To date, there are only a handful of IP vendors that have taped out and demonstrated HBM3 memory subsystems, as test shuttle and HBM3 DRAM die stack sample availability are both highly limited. OPENEDGES is thrilled to be amongst one of the few companies to have demonstrated an HBM3 memory subsystem in silicon.





"Our confidence in the capabilities of our highly experienced engineering team allowed us to take on the extremely challenging HBM3 PHY IP and testchip development. We are very pleased to demonstrate our excellence with the smooth and successful bring-up of our HBM3 testchip.", said Farhad Haghighi Zadeh, TSS Principal Engineer and project lead for the HBM3 PHY and testchip.

The HBM3 PHY utilizes state-of-the-art architecture to maximize timing and voltage margins over process, voltage and temperature variations, while minimizing interruption to data traffic. The HBM3 PHY IP has the capability to support up to 16 independent and asynchronous channels, each with 2x32-bit DWORD pseudo-channels.

Additional features include fast frequency switching (multiple frequency set points), transient error handling (e.g.
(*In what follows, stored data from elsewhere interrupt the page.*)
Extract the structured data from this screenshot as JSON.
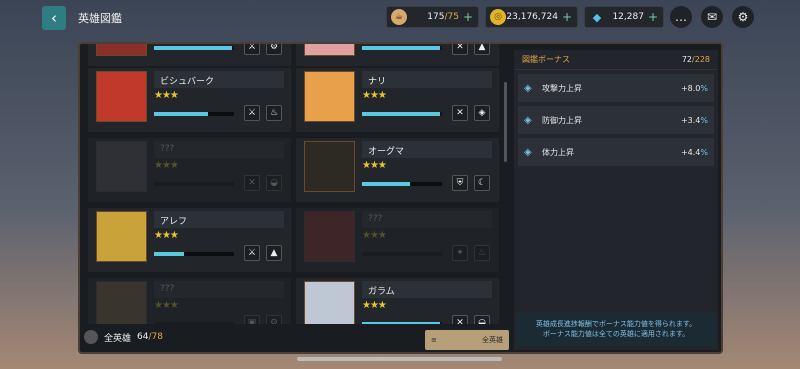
{
  "header": {
    "back_icon": "back-arrow-icon",
    "title": "英雄図鑑"
  },
  "resources": [
    {
      "icon": "coffee-cup-icon",
      "value": "175",
      "max": "/75",
      "color": "#d7a96a"
    },
    {
      "icon": "gold-coin-icon",
      "value": "23,176,724",
      "max": "",
      "color": "#e1b32c"
    },
    {
      "icon": "gem-icon",
      "value": "12,287",
      "max": "",
      "color": "#4fc3f0"
    }
  ],
  "buttons": {
    "chat_icon": "chat-icon",
    "mail_icon": "mail-icon",
    "settings_icon": "gear-icon"
  },
  "cards": [
    {
      "name": "",
      "stars": "★★★",
      "locked": false,
      "progress": 0.98,
      "tags": [
        "sword-icon",
        "gear-icon"
      ],
      "partial": true
    },
    {
      "name": "",
      "stars": "★★★",
      "locked": false,
      "progress": 0.98,
      "tags": [
        "crossed-icon",
        "mountain-icon"
      ],
      "partial": true
    },
    {
      "name": "ビシュバーク",
      "stars": "★★★",
      "locked": false,
      "progress": 0.68,
      "tags": [
        "sword-icon",
        "fire-icon"
      ]
    },
    {
      "name": "ナリ",
      "stars": "★★★",
      "locked": false,
      "progress": 0.98,
      "tags": [
        "crossed-icon",
        "diamond-icon"
      ]
    },
    {
      "name": "???",
      "stars": "★★★",
      "locked": true,
      "progress": 0,
      "tags": [
        "crossed-icon",
        "water-icon"
      ]
    },
    {
      "name": "オーグマ",
      "stars": "★★★",
      "locked": false,
      "progress": 0.6,
      "tags": [
        "shield-icon",
        "moon-icon"
      ]
    },
    {
      "name": "アレフ",
      "stars": "★★★",
      "locked": false,
      "progress": 0.38,
      "tags": [
        "sword-icon",
        "mountain-icon"
      ]
    },
    {
      "name": "???",
      "stars": "★★★",
      "locked": true,
      "progress": 0,
      "tags": [
        "fan-icon",
        "fire-icon"
      ]
    },
    {
      "name": "???",
      "stars": "★★★",
      "locked": true,
      "progress": 0,
      "tags": [
        "box-icon",
        "gear-icon"
      ]
    },
    {
      "name": "ガラム",
      "stars": "★★★",
      "locked": false,
      "progress": 0.98,
      "tags": [
        "crossed-icon",
        "water-icon"
      ]
    }
  ],
  "footer": {
    "icon": "hero-icon",
    "label": "全英雄",
    "count": "64",
    "total": "/78"
  },
  "filter": {
    "icon": "menu-icon",
    "label": "全英雄"
  },
  "bonus": {
    "title": "図鑑ボーナス",
    "current": "72",
    "total": "/228",
    "rows": [
      {
        "label": "攻撃力上昇",
        "value": "+8.0",
        "pct": "%"
      },
      {
        "label": "防御力上昇",
        "value": "+3.4",
        "pct": "%"
      },
      {
        "label": "体力上昇",
        "value": "+4.4",
        "pct": "%"
      }
    ],
    "note1": "英雄成長進捗報酬でボーナス能力値を得られます。",
    "note2": "ボーナス能力値は全ての英雄に適用されます。"
  }
}
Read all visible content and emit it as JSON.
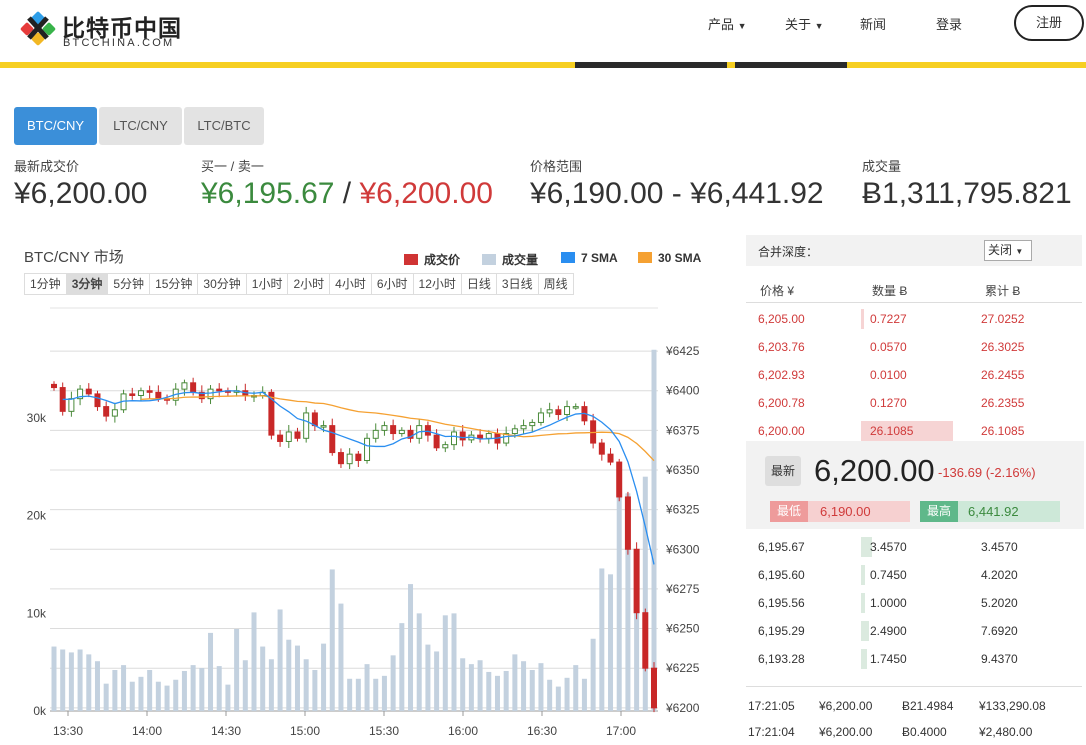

ECC, parity of data and command/address signals), as well as lane repair (Interconnect Redundancy Remapping), which detects, repairs, and remaps automatically in case of interconnect issues, making them transparent to the memory controller.

The development of an HBM3 memory subsystem is significantly different than that of other traditional DDR variants, as the memory controller/PHY SoC is in a 2.5D integration alongside the HBM3 die stack, the silicon interposer, and the package substrate. There is a high degree of physical architecture coherency required such that the tens of thousands of SoC micro-bumps are assigned, connected, and verified correctly. As such, it requires sophisticated design of physical constructs to carefully handle intertwined dependencies across multiple layers of design hierarchy. For example, the micro-bump array assignment would affect the PHY floorplan at the chip level, as much as it affects the RDL routings on the silicon interposer. On top of this, there is a persistent need for solid vertical delivery of power and grounds amongst a sea of signals; something that requires advanced planning—alongside the high-speed signal routings—as opposed to an afterthought.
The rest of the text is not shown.